What Is a Cache Miss?

A cache miss is an event in which a system or application makes a request to retrieve data from a cache, but that specific data is not currently in cache memory. Contrast this to a cache hit, in which the requested data is successfully retrieved from the cache. A cache miss requires the system or application to make a second attempt to locate the data, this time against the slower main database. If the data is found in the main database, the data is then typically copied into the cache in anticipation of another near-future request for that same data.

A cache miss occurs either because the data was never placed in the cache, or because the data was removed (“evicted”) from the cache by either the caching system itself or an external application that specifically made that eviction request. Eviction by the caching system itself occurs when space needs to be freed up to add new data to the cache, or if the time-to-live policy on the data expired.

A cache miss represents the time-based cost of having a cache. Cache misses will add latency that otherwise would not have been incurred in a system without a cache. However, in a properly configured cache, the speed benefits that are gained from cache hits more than make up for the lost time on cache misses. This is why it is important to understand the access patterns of the system so that cache misses can be kept relatively low. If your system tends to make multiple accesses of the same data in a short period of time, then the overall advantage of caches is realized.

Cache Miss Diagram
A cache miss occurs when an application is unable to locate requested data in the cache.

What Happens on a Cache Miss?

When a cache miss occurs, the system or application proceeds to locate the data in the underlying data store, which increases the duration of the request.

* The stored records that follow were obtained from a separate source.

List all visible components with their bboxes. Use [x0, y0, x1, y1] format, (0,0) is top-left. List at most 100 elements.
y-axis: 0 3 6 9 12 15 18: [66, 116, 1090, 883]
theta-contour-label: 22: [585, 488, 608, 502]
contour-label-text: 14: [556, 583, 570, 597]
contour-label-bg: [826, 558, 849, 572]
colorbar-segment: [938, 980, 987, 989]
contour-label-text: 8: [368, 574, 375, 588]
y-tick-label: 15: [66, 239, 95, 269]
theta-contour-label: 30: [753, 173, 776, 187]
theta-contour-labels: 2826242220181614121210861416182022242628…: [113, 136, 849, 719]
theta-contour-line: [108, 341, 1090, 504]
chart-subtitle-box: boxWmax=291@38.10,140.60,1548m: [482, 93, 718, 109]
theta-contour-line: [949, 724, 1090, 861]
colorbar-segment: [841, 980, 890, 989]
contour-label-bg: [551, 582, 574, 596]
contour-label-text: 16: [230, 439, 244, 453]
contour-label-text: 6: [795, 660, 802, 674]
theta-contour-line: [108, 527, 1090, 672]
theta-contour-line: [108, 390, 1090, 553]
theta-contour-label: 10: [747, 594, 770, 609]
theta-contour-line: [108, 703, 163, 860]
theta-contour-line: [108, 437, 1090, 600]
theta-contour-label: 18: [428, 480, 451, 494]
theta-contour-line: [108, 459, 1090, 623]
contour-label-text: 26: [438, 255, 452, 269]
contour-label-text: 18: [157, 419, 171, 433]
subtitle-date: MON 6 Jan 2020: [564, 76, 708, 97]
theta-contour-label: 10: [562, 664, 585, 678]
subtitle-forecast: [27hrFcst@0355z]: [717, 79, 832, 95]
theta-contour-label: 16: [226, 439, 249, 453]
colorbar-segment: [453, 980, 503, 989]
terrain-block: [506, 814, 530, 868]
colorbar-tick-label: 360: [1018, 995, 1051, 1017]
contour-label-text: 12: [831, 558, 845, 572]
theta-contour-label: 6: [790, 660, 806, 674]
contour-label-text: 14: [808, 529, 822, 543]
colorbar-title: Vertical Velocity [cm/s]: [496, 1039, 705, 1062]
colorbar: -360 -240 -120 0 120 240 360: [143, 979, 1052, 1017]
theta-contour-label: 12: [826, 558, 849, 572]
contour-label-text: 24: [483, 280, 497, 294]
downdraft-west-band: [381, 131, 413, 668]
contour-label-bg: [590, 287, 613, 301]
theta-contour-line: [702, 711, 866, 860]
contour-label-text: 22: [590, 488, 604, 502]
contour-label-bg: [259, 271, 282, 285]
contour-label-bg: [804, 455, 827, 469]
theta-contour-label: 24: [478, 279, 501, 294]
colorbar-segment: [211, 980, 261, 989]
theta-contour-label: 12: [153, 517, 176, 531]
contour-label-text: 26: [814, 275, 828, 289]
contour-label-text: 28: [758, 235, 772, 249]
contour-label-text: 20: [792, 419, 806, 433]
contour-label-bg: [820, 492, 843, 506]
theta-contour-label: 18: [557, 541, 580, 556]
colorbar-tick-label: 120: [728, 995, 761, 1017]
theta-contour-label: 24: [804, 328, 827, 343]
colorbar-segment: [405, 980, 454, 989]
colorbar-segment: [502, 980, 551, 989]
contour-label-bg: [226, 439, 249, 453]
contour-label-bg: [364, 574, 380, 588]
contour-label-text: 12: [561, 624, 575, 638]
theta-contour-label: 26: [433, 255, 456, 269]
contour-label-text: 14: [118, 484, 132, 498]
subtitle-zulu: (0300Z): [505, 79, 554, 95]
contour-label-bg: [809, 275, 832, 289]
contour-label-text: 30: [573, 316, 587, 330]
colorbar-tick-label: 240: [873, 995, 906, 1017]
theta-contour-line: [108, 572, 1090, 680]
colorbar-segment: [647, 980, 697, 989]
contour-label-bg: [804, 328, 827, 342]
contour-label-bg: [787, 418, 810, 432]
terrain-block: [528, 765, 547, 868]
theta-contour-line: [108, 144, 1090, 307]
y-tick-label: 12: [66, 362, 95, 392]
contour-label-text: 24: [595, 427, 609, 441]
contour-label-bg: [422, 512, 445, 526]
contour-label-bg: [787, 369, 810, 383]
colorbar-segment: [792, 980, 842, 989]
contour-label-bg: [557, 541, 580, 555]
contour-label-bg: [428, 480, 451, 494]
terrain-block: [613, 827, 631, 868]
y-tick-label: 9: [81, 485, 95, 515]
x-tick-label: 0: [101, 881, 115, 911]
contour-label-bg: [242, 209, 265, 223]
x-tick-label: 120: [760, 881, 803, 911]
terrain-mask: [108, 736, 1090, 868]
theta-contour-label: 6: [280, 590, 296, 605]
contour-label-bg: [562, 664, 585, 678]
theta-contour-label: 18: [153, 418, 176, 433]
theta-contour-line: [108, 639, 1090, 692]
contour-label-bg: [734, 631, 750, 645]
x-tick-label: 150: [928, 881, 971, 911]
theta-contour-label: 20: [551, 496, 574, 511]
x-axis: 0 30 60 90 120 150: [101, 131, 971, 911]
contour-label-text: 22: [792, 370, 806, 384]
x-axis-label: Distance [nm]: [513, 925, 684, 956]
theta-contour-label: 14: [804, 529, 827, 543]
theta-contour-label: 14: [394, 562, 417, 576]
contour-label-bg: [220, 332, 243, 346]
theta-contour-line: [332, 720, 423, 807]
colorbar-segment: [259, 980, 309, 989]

Typically, the system may write the data to the cache, again increasing the latency, though that latency is offset by the cache hits on other data.

How Can You Reduce the Latency Caused by Cache Misses?

To reduce cache misses and the associated latency, you need to identify strategies that will increase the likelihood that requested data is in the cache. One trivial but often impractical way to reduce cache misses is to create a cache that is large enough to hold all data. That way, all data in the underlying store can be placed in the cache so there is never a cache miss, and all data accesses are extremely fast. This is often impractical for large data sets, as the cost of having sufficient amounts of random-access memory (RAM) may not justify the advantage of having zero cache misses.

There are other ways to reduce cache misses without having a large cache. For example, you can apply appropriate cache replacement policies to help the cache identify which data should be removed to make space for new data that needs to be added to the cache. These policies entail removing the data that is least likely to be accessed again in the near future. Some example policies include:

  • First in first out (FIFO). This policy evicts the earliest added data entries in the cache, regardless of how many times the entries were accessed along the way. This policy is especially useful when the data access patterns go through a progression through the entire data set, so at some point, the earlier data in the cache will no longer be accessed while newly added data will more likely be multiply accessed.
  • Last in first out (LIFO). This policy evicts the latest added data entries in the cache. This is ideal when systems tend to access the same subset of data very frequently. This subset will tend to stay in the cache, thus continuously giving the system fast access to that subset.
  • Least recently used (LRU). This policy evicts the data in the cache that was last accessed the longest time ago. This is good in environments where data that has not been accessed in a while is likely not going to be accessed again, so conversely, recently accessed data is likely to be accessed again.
  • Most recently used (MRU). This policy evicts the data that is most recently accessed in the cache. This is good for environments where the older the data is in the cache, the more likely it will be accessed again.

When using the optimal policy for your environment, you can store a subset of your entire data set in the cache while still gaining significant performance despite the cache misses. Certainly, these policies work better as your cache size increases, which is why technologies like distributed caches are extremely important today. The ability to grow a cache by adding more nodes to a caching cluster represents an economical way to accommodate expanding loads. In-memory technologies like Hazelcast are used to build large distributed caches that accelerate applications that leverage massive data sets.